Friday, February 15, 2008

Teen-parent conflict

New York magazine's article "Learning to Lie has an interesting idea about teen-parent conflict: teens will lie when they think that their parent will not agree to a change in rules, but choose not to lie when they think that they might have a chance of changing their parent's mind. Adolescents in families where the parents were authoritative (rather than authoritarian or permissive) were more likely to raise these objections. The arguments which come out of these attempts to change the parents mind are viewed by adolescents as constructive:

Forty-six percent of the mothers rated their arguments as being destructive to their relationships with their teens. Being challenged was stressful, chaotic, and (in their perception) disrespectful. The more frequently they fought, and the more intense the fights were, the more the mother rated the fighting as harmful. But only 23 percent of the adolescents felt that their arguments were destructive. Far more believed that fighting strengthened their relationship with their mothers.

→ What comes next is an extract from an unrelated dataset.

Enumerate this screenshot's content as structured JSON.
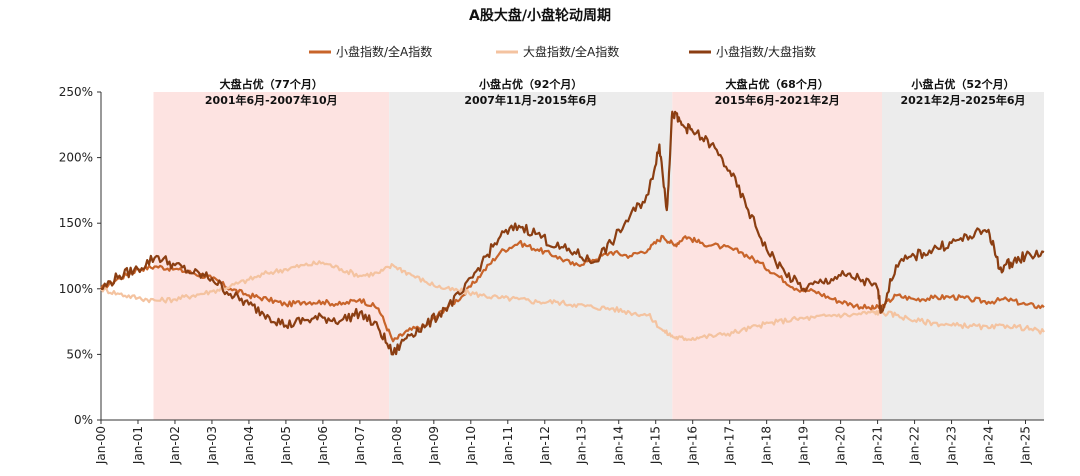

The discrepancy is large --- parents are twice as likely to be disturbed by these arguments than teens --- but still most mothers think that these arguments are not actually bad for their relationship with their teen. The discrepancy doesn't sound quite as bad if you say 54% of mothers and 77% of teens didn't think these arguments were destructive for their relationship. Perhaps stories of parent-teen conflict just sell better.